Richard C. Reid, który w sobotę w samolocie American Airlines lecącym z Paryża do Miami usiłował zdetonować ładunek wybuchowy miał przy sobie mapę Brukseli, na której zaznaczył krzyżykiem brytyjską ambasadę. Informacje takie ujawnił pracownik prokuratury w Brukseli.
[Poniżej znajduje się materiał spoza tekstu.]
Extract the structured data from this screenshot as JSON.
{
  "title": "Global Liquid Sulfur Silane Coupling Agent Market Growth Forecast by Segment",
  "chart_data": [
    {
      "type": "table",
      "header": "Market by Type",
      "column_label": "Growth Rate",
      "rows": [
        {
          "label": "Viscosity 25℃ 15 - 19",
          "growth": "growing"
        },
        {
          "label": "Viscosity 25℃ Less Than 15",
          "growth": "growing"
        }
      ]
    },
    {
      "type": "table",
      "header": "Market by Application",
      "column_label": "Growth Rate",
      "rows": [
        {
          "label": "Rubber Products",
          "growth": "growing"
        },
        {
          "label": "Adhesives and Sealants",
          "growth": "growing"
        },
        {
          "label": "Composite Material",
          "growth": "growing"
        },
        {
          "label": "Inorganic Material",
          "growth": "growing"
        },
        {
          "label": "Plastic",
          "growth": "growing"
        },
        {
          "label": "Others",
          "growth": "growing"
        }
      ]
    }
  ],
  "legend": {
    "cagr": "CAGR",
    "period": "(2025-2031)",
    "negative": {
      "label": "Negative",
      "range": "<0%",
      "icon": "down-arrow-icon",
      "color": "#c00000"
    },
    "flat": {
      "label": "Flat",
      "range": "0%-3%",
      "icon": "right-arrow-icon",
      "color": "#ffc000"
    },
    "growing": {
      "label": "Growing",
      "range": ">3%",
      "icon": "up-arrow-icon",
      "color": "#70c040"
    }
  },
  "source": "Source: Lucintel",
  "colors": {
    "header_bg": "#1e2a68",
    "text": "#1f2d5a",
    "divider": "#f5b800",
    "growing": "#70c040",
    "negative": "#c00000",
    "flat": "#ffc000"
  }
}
Reid został dziś przesłuchany. Na razie zostały mu postawione 2 zarzuty: przeszkadzania w pracy i zaatakowania załogi samolotu. Grozi mu za to do 20 lat więzienia. Mężczyzna zostanie prawdopodobnie oskarżony także o próbę zamachu terrorystycznego. Badania potwierdziły, że substancja, którą zamierzał zdetonować, była plastikowym materiałem wybuchowym typu C 4, często używanym przez terrorystów. Paszport brytyjski, jakim posługuje się Reid, był wystawiony legalnie trzy tygodnie temu w Belgii. Zdaniem policji francuskiej niedoszły zamachowiec pochodzi prawdopodobnie ze Sri Lanki i w rzeczywistości nazywa się Tariq Radża albo Abdel Raszim. Reid z kolei twierdzi, że pochodzi z Jamajki i przeszedł na islam.